Guyana’s Poet Laureate Martin Carter died on December 13, 1997. His poems defined not only his generation but has remained the voice and rallying cry of every generation since as our country continues to fail to deliver on the hopes and aspirations that had their wellspring in the struggle for independence.
Martin Carter wrote some of his finest poems during his youth, at that time of angst and rebellion when he joined the struggle for independence from Britain alongside political leaders like Dr Cheddi Jagan and Forbes Burnham.
In them were the youth and spirit that were to herald the birth of a nation. Sadly, Carter’s poems went on to chronicle instead the despair and hopelessness that overtook the promise and has delivered only division and turmoil.
His enduring legacy was his talent for putting words into exactly what we were all thinking; he, of course, adding the images, the rhythm and the language that would make them everlastingly memorable.
The PPP/C in a statement on his death said that Martin Carter’s poems had “come to symbolise the conscience of a nation.”
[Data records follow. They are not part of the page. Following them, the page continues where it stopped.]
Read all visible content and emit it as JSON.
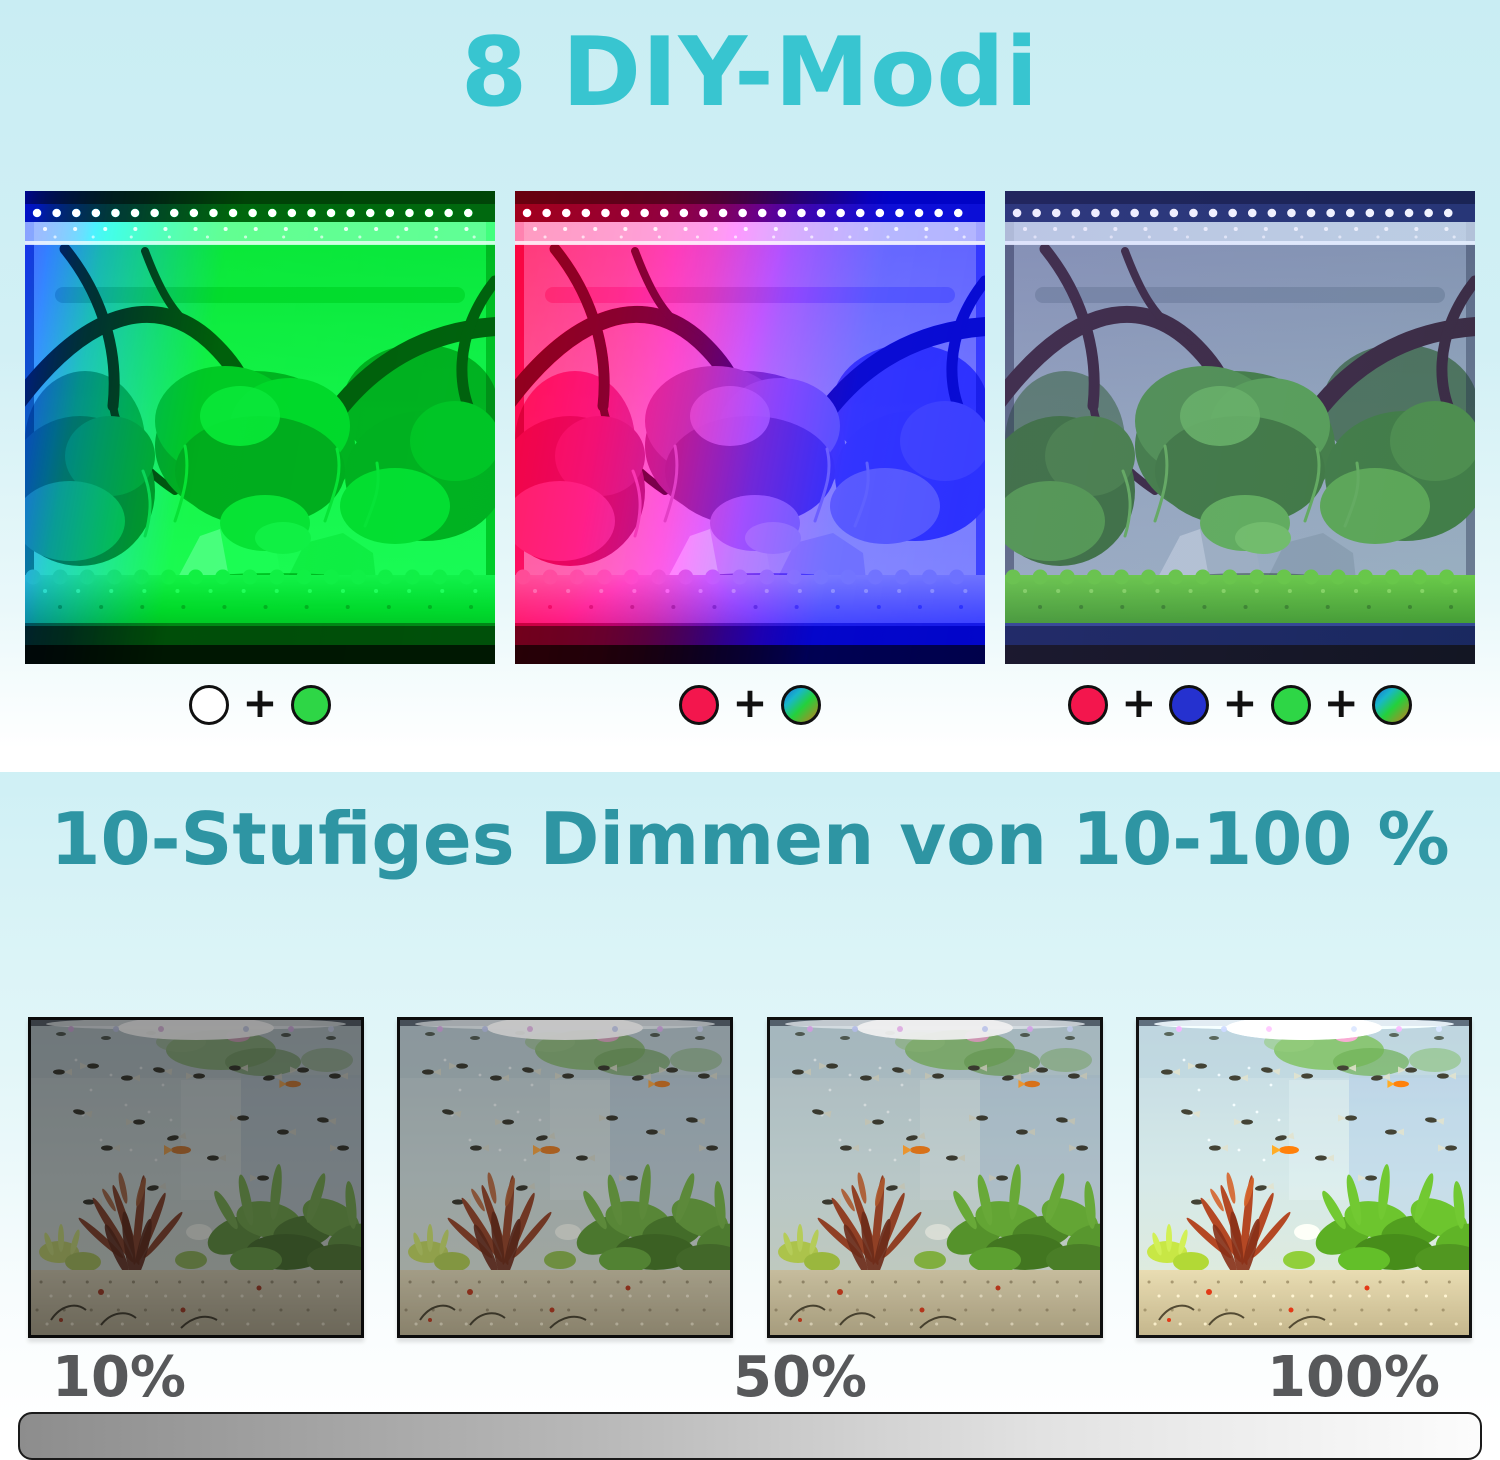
{
  "modes_section": {
    "title": "8 DIY-Modi",
    "title_color": "#38c5d0",
    "plus_sign": "+",
    "modes": [
      {
        "name": "white-plus-green",
        "dots": [
          "#ffffff",
          "#2ed646"
        ]
      },
      {
        "name": "red-plus-rainbow",
        "dots": [
          "#f3164d",
          "rainbow"
        ]
      },
      {
        "name": "red-blue-green-plus-rainbow",
        "dots": [
          "#f3164d",
          "#2531cf",
          "#2ed646",
          "rainbow"
        ]
      }
    ],
    "rainbow_gradient": "linear-gradient(135deg,#1b6fd8 0%,#18b7c9 28%,#23d13c 55%,#c97a1e 100%)"
  },
  "dimming_section": {
    "title": "10-Stufiges Dimmen von 10-100 %",
    "title_color": "#2e95a3",
    "levels": [
      {
        "percent": 10
      },
      {
        "percent": 40
      },
      {
        "percent": 70
      },
      {
        "percent": 100
      }
    ],
    "scale_labels": [
      "10%",
      "50%",
      "100%"
    ],
    "label_color": "#57585a",
    "bar_gradient": "linear-gradient(90deg,#8d8d8d 0%,#b9b9b9 40%,#e2e2e2 70%,#fcfcfc 100%)"
  }
}
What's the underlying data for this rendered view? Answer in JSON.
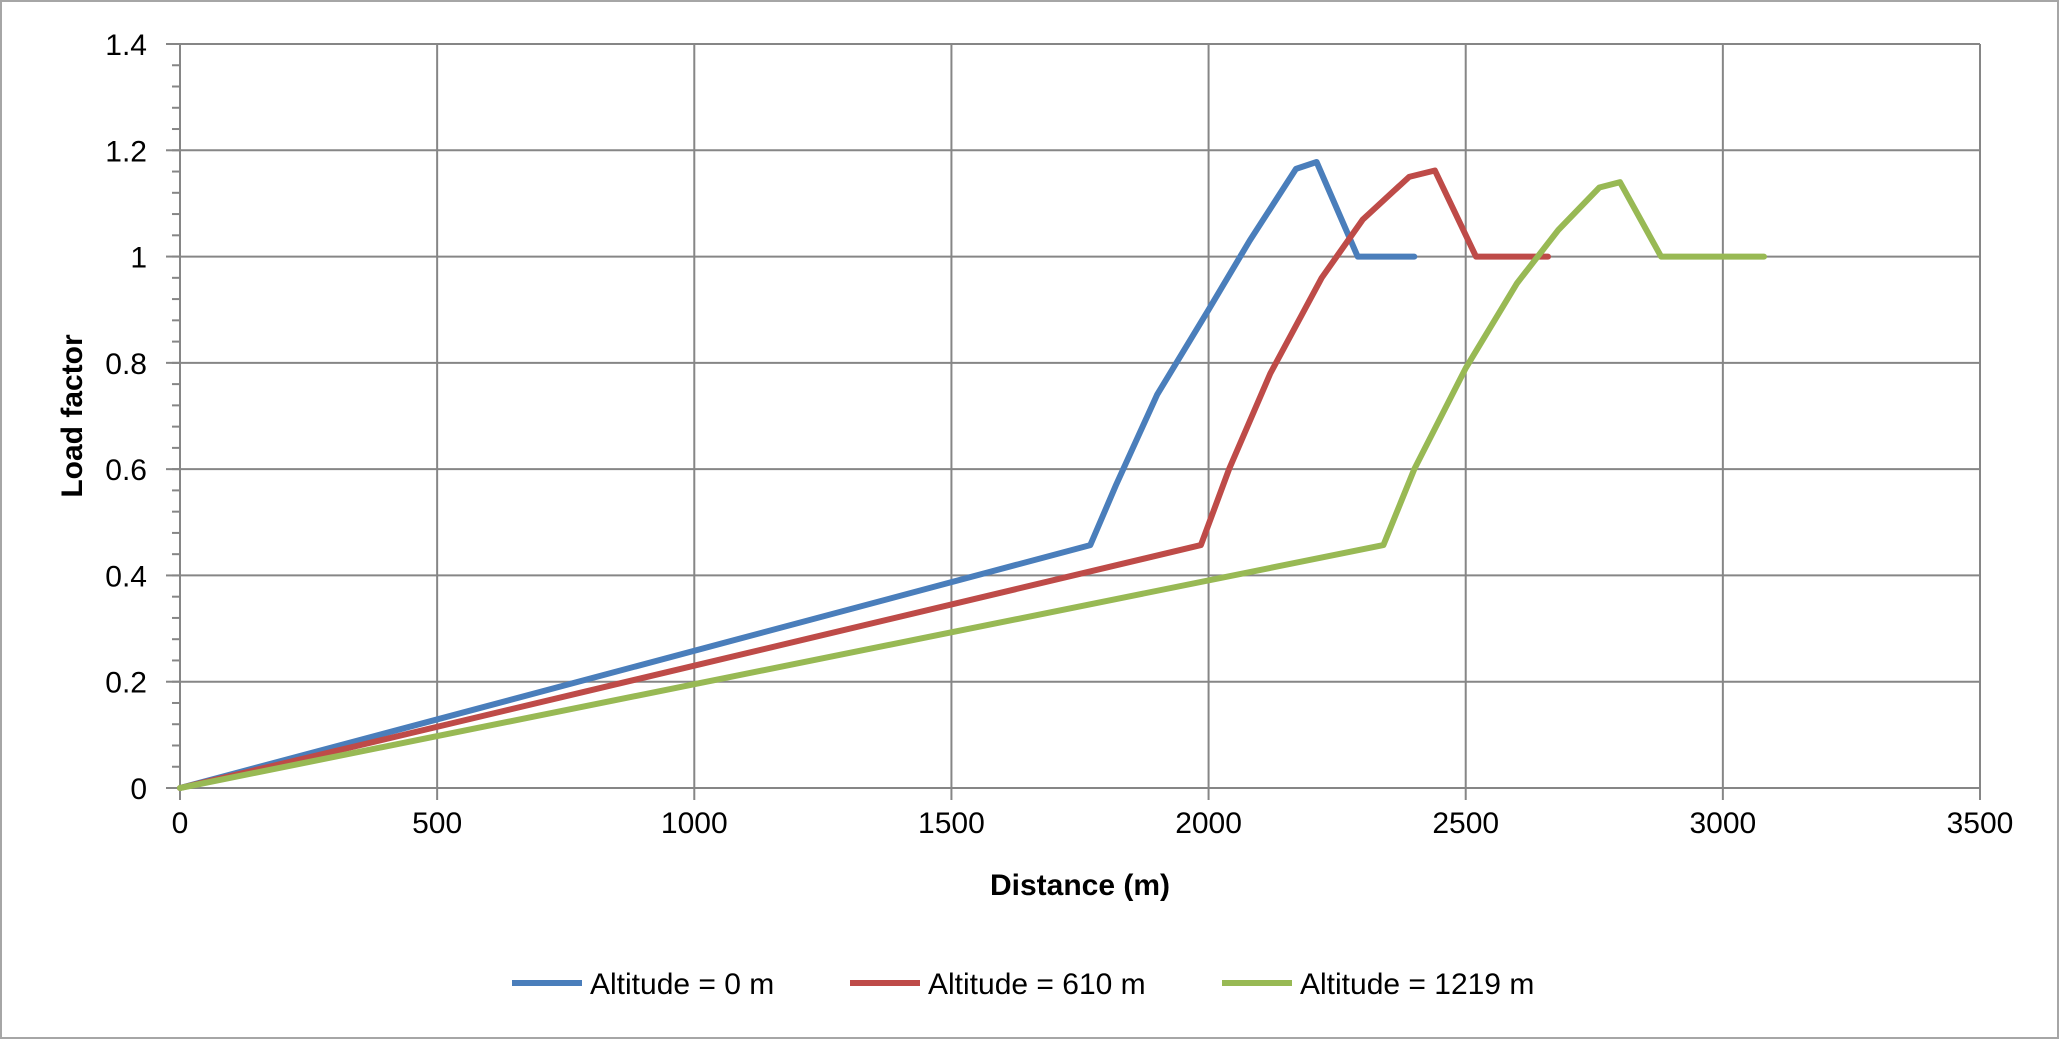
{
  "chart_data": {
    "type": "line",
    "xlabel": "Distance (m)",
    "ylabel": "Load factor",
    "xlim": [
      0,
      3500
    ],
    "ylim": [
      0,
      1.4
    ],
    "x_ticks": [
      0,
      500,
      1000,
      1500,
      2000,
      2500,
      3000,
      3500
    ],
    "y_ticks": [
      0,
      0.2,
      0.4,
      0.6,
      0.8,
      1,
      1.2,
      1.4
    ],
    "x_tick_labels": [
      "0",
      "500",
      "1000",
      "1500",
      "2000",
      "2500",
      "3000",
      "3500"
    ],
    "y_tick_labels": [
      "0",
      "0.2",
      "0.4",
      "0.6",
      "0.8",
      "1",
      "1.2",
      "1.4"
    ],
    "grid": true,
    "legend_position": "bottom",
    "series": [
      {
        "name": "Altitude = 0 m",
        "color": "#4a7ebb",
        "points": [
          [
            0,
            0
          ],
          [
            1770,
            0.457
          ],
          [
            1820,
            0.57
          ],
          [
            1900,
            0.74
          ],
          [
            2000,
            0.9
          ],
          [
            2080,
            1.03
          ],
          [
            2170,
            1.165
          ],
          [
            2210,
            1.178
          ],
          [
            2290,
            1.0
          ],
          [
            2400,
            1.0
          ]
        ]
      },
      {
        "name": "Altitude = 610 m",
        "color": "#be4b48",
        "points": [
          [
            0,
            0
          ],
          [
            1985,
            0.457
          ],
          [
            2040,
            0.6
          ],
          [
            2120,
            0.78
          ],
          [
            2220,
            0.96
          ],
          [
            2300,
            1.07
          ],
          [
            2390,
            1.15
          ],
          [
            2440,
            1.162
          ],
          [
            2520,
            1.0
          ],
          [
            2660,
            1.0
          ]
        ]
      },
      {
        "name": "Altitude = 1219 m",
        "color": "#98b954",
        "points": [
          [
            0,
            0
          ],
          [
            2340,
            0.457
          ],
          [
            2400,
            0.6
          ],
          [
            2500,
            0.79
          ],
          [
            2600,
            0.95
          ],
          [
            2680,
            1.05
          ],
          [
            2760,
            1.13
          ],
          [
            2800,
            1.14
          ],
          [
            2880,
            1.0
          ],
          [
            3080,
            1.0
          ]
        ]
      }
    ]
  }
}
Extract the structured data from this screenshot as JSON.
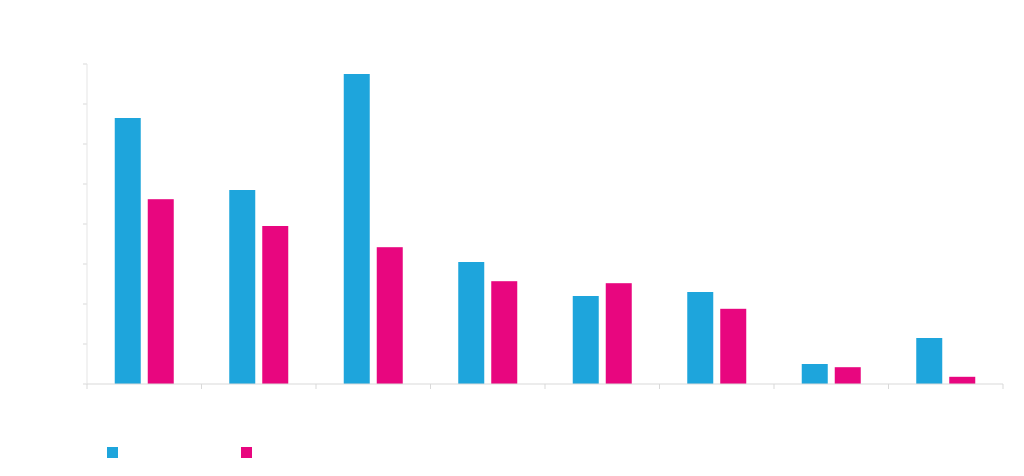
{
  "chart_data": {
    "type": "bar",
    "categories": [
      "",
      "",
      "",
      "",
      "",
      "",
      "",
      ""
    ],
    "series": [
      {
        "color": "#1ea5dc",
        "values": [
          66.5,
          48.5,
          77.5,
          30.5,
          22,
          23,
          5,
          11.5
        ]
      },
      {
        "color": "#e8067f",
        "values": [
          46.2,
          39.5,
          34.2,
          25.7,
          25.2,
          18.8,
          4.2,
          1.8
        ]
      }
    ],
    "ylim": [
      0,
      80
    ],
    "grid": false,
    "legend_position": "bottom-left"
  }
}
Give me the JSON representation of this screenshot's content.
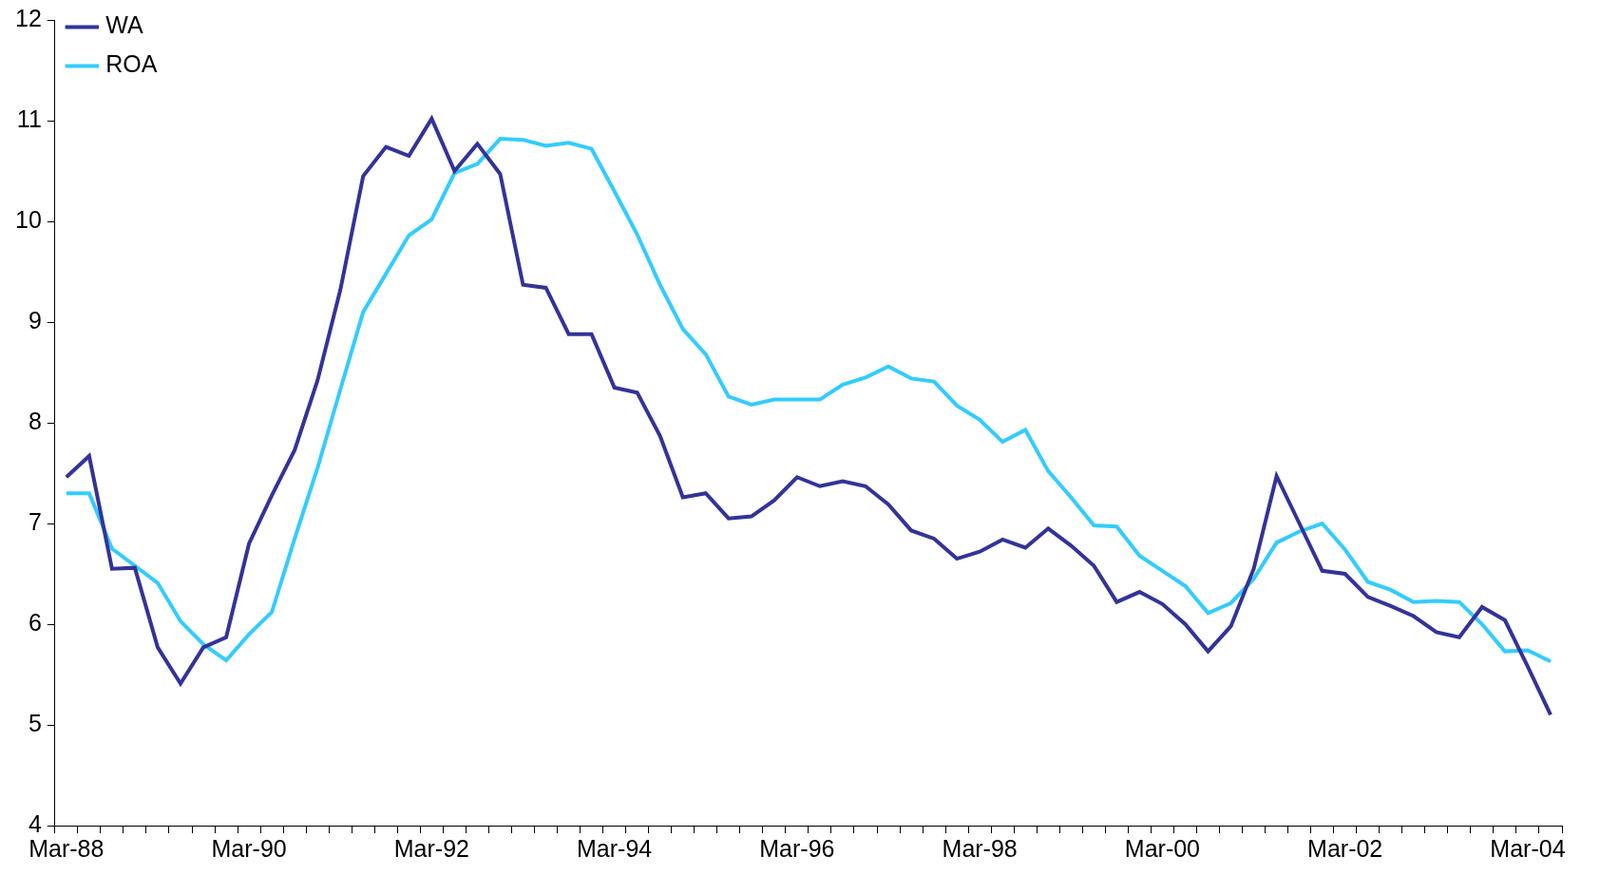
{
  "chart_data": {
    "type": "line",
    "categories": [
      "Mar-88",
      null,
      null,
      null,
      null,
      null,
      null,
      null,
      "Mar-90",
      null,
      null,
      null,
      null,
      null,
      null,
      null,
      "Mar-92",
      null,
      null,
      null,
      null,
      null,
      null,
      null,
      "Mar-94",
      null,
      null,
      null,
      null,
      null,
      null,
      null,
      "Mar-96",
      null,
      null,
      null,
      null,
      null,
      null,
      null,
      "Mar-98",
      null,
      null,
      null,
      null,
      null,
      null,
      null,
      "Mar-00",
      null,
      null,
      null,
      null,
      null,
      null,
      null,
      "Mar-02",
      null,
      null,
      null,
      null,
      null,
      null,
      null,
      "Mar-04",
      null
    ],
    "series": [
      {
        "name": "WA",
        "color": "#333399",
        "marker": "none",
        "line_style": "solid",
        "values": [
          7.46,
          7.67,
          6.55,
          6.56,
          5.77,
          5.41,
          5.77,
          5.87,
          6.8,
          7.28,
          7.73,
          8.42,
          9.32,
          10.45,
          10.74,
          10.65,
          11.02,
          10.5,
          10.77,
          10.47,
          9.37,
          9.34,
          8.88,
          8.88,
          8.35,
          8.3,
          7.87,
          7.26,
          7.3,
          7.05,
          7.07,
          7.23,
          7.46,
          7.37,
          7.42,
          7.37,
          7.19,
          6.93,
          6.85,
          6.65,
          6.72,
          6.84,
          6.76,
          6.95,
          6.78,
          6.58,
          6.22,
          6.32,
          6.2,
          6.0,
          5.73,
          5.98,
          6.55,
          7.47,
          7.0,
          6.53,
          6.5,
          6.27,
          6.18,
          6.08,
          5.92,
          5.87,
          6.17,
          6.04,
          5.58,
          5.1
        ]
      },
      {
        "name": "ROA",
        "color": "#33CCFF",
        "marker": "none",
        "line_style": "solid",
        "values": [
          7.3,
          7.3,
          6.75,
          6.58,
          6.41,
          6.03,
          5.8,
          5.64,
          5.9,
          6.12,
          6.85,
          7.55,
          8.33,
          9.1,
          9.48,
          9.86,
          10.02,
          10.48,
          10.57,
          10.82,
          10.81,
          10.75,
          10.78,
          10.72,
          10.3,
          9.87,
          9.37,
          8.93,
          8.68,
          8.26,
          8.18,
          8.23,
          8.23,
          8.23,
          8.38,
          8.45,
          8.56,
          8.44,
          8.41,
          8.17,
          8.03,
          7.81,
          7.93,
          7.52,
          7.26,
          6.98,
          6.97,
          6.68,
          6.53,
          6.38,
          6.11,
          6.21,
          6.45,
          6.81,
          6.92,
          7.0,
          6.74,
          6.42,
          6.34,
          6.22,
          6.23,
          6.22,
          6.0,
          5.73,
          5.74,
          5.63
        ]
      }
    ],
    "ylim": [
      4,
      12
    ],
    "yticks": [
      4,
      5,
      6,
      7,
      8,
      9,
      10,
      11,
      12
    ],
    "grid": false,
    "legend": "upper left"
  }
}
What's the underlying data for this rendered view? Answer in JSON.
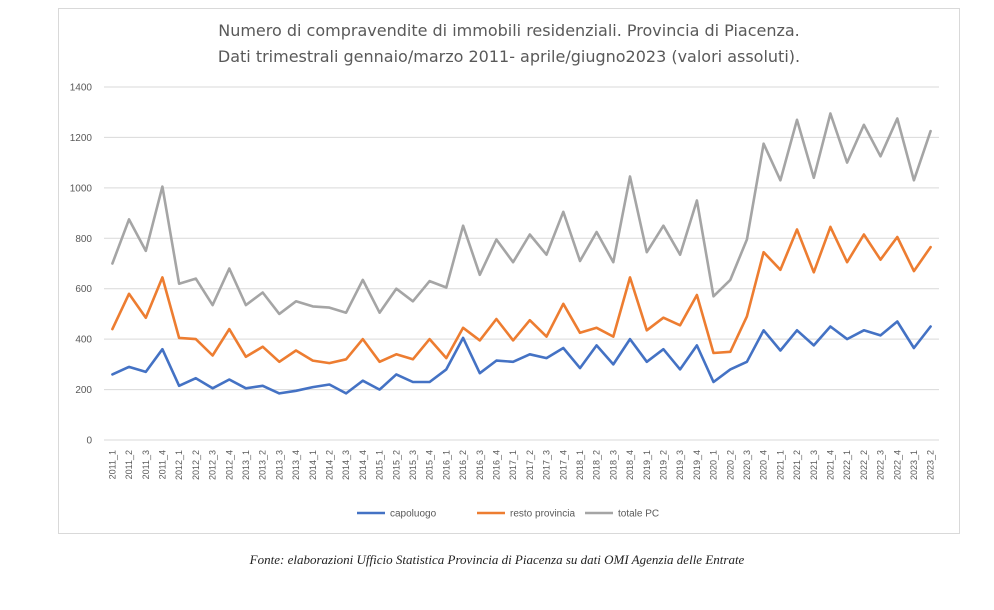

No one could have stated it better, and in one line, about the political corruptions and opportunistic partisanship that still stymy our development when he wrote: “But a mouth is always muzzled by the food it eats to live.”
“Death must not find us thinking that we die,” from the poem “Death of a Comrade” is a philosophical statement, oft quoted, that sums up the human will to live, to defy death even at the final moment.
Carter was 70 when he died. He had attended Queen’s College and worked as a civil servant in the colonial government. He was forced to resign because of his commitment to the struggle for independence then worked as an information officer for Bookers. He joined the Burnham government briefly, from 1968 to 1970, as Minister of Information.
He was not, as a poet, ever disengaged from the politics that was shaping the fortunes and misfortunes of our country. As an intellectual he could not help but write about what he saw, felt and experienced, and in his poem about Black Friday 1962, when Georgetown burned, he wrote:
Were some who ran one way.
Were some who ran another way.
Were some who did not run at all.
Were some who will not run again…
And I have seen some creatures rise from holes
and claw a triumph like a citizen,
and reign until the tide!
Martin Carter sought no international fame and fortune from his poems. He never emigrated but stayed close to us, his audience, and was always engaged. He was the quintessential “poems man”. For him, it was enough that his poems were read by the people whose struggle and sentiments he captured so succinctly and vividly.
His volume “Poems of Resistance” was my introduction to Martin Carter. It had been published in 1954 by Lawrence and Wishart in Britain and reprinted locally in 1966 and 1979. It is a collection of 18 poems and my favourite then and now is the one entitled “This is the dark time my love”.
This was a young Martin Carter writing to his wife, Phyllis, while he languished in prison with his political comrades during their struggle for independence. The poem has a simple appeal for being a private and personal moment captured in lines that spoke to the universal condition of our nation.
It is Guyana’s tragedy that this poem, written over 60 years ago, still represents our condition today.
This is the dark time, my love
all round the land brown beetles crawl about.
The shining sun is hidden in the sky
red flowers bend their heads in awful sorrow.
This is the dark time my love.
It is the season of oppression, dark metal and tears.
It is the festival of guns, the carnival of misery.
Everywhere the faces of men are strained and anxious.
Who comes walking in the dark night time?
Whose boot of steel tramps down the slender grass?
It is the man of death, my love, the strange invader
watching you sleep and aiming at your dream.